Li Bai Poem 李白 静夜思 "Contemplating Moonlight" Image of Kangxi edition page

Moonlight before my bed

Perhaps frost on the ground.

Lift my head and see the moon

Lower my head and pine for home.



Kangxi Edition Siku LiBai Moonlight Poem (康熙版四库全书静夜思)

Notes: This is an old Chinese printing format. Each vertical line of the poem text is in large characters. Beneath each line is an annotation about the line. These are in half size characters so that there are two lines of notes beneath each line of poem. For the first line of the poem there are two notes below. The notes refer to two earlier poems about the same subject by two ancient emperor poets. (While they were good with letters, they were known as 昏君, or oblivious rulers. Both lost their lives to successful rebellions.) Chinese poets often compose verse which use the same subject matter as others, sometimes even with the same names. In this competition Li Bai's few words far outstrips his imperial competition.

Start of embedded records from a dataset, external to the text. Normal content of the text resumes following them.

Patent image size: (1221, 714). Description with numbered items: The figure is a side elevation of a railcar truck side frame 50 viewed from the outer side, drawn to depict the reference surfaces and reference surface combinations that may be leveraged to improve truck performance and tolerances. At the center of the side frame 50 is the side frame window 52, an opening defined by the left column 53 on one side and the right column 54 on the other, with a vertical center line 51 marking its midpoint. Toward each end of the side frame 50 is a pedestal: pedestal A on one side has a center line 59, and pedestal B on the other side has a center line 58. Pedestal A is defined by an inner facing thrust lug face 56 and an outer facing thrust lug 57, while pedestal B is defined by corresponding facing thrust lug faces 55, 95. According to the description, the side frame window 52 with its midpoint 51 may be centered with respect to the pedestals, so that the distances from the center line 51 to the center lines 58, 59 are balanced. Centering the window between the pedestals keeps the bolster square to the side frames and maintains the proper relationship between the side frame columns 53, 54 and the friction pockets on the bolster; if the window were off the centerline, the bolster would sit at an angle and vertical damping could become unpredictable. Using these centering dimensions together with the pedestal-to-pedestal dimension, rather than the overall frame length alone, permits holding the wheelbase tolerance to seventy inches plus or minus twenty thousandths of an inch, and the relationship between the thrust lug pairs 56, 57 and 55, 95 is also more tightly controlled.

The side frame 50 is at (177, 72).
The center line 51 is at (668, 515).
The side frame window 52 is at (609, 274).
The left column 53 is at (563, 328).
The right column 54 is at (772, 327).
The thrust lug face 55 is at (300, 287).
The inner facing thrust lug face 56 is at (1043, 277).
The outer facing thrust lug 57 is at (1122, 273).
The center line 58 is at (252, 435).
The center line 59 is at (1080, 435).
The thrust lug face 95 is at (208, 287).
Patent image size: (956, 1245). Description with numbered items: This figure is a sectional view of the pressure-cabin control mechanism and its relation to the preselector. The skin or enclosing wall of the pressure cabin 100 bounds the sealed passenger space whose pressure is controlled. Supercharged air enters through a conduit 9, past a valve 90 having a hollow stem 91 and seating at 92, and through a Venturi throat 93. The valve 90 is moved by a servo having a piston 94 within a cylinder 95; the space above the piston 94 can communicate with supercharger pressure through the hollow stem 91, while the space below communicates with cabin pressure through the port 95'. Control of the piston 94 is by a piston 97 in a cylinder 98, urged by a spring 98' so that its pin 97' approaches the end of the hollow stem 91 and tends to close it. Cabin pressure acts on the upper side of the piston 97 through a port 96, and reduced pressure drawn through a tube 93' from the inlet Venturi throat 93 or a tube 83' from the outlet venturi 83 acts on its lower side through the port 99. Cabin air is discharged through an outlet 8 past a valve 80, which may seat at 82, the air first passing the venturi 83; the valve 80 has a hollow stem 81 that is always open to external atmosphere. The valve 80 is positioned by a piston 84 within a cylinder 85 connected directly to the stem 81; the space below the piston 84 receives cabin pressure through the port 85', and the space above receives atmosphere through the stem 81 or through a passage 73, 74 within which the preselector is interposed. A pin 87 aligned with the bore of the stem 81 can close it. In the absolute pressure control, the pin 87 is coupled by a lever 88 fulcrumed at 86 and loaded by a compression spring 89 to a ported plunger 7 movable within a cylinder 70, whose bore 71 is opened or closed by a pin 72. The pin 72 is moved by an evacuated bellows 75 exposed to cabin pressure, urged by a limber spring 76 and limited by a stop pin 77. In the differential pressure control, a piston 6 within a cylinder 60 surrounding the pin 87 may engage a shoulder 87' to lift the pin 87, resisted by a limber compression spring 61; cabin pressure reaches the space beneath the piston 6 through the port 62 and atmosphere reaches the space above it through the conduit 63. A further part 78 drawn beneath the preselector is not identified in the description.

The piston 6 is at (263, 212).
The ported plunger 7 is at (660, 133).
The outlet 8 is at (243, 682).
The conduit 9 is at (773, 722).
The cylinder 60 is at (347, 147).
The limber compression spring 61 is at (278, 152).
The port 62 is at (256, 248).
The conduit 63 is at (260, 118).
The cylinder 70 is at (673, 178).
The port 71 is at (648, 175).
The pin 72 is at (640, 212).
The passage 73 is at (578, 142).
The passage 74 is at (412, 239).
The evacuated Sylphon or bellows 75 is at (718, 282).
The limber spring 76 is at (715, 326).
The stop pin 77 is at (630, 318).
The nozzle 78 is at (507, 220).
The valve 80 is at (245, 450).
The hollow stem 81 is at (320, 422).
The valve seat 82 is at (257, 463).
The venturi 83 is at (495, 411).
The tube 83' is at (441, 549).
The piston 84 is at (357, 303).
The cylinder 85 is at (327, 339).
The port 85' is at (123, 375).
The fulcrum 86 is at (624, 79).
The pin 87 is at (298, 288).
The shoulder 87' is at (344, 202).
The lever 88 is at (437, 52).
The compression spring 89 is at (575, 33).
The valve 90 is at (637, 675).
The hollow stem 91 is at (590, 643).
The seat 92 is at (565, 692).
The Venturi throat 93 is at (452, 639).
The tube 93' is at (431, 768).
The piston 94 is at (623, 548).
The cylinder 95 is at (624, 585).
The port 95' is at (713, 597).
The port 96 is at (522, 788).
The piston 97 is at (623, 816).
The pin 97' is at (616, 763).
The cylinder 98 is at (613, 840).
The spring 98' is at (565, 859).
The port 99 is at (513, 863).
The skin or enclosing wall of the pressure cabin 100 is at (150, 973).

Some additional background points:

Wei dynasty emperor Wendi (魏文帝)
  1. Annotation note quotes a Wei dynasty poem by Emperor WenDi (187-226 AD) about the moonlight on his bed.
  2. Annotation note quotes a Liang dynasty emperor YuanDi (508-554)about moonlight.
  3. Different editions may have slight differences in words. This edition has one or two words which are different from most contemporary editions. The words here are thought to be the original; in the Ming dynasty it was common practice to alter poetry to contain the dynasty's name 明 míng.
  4. The book "SiKu" is a compendium of "all" Chinese printed matter compiled by order of the Kangxi Emperor. Over 300 scholars convened in Beijing for this effort of about 20 years.
  5. This is a partial page, the first 2 full lines of the poem are shown. Old Chinese text is read top to bottom in a vertical line and vertical lines from right to left ).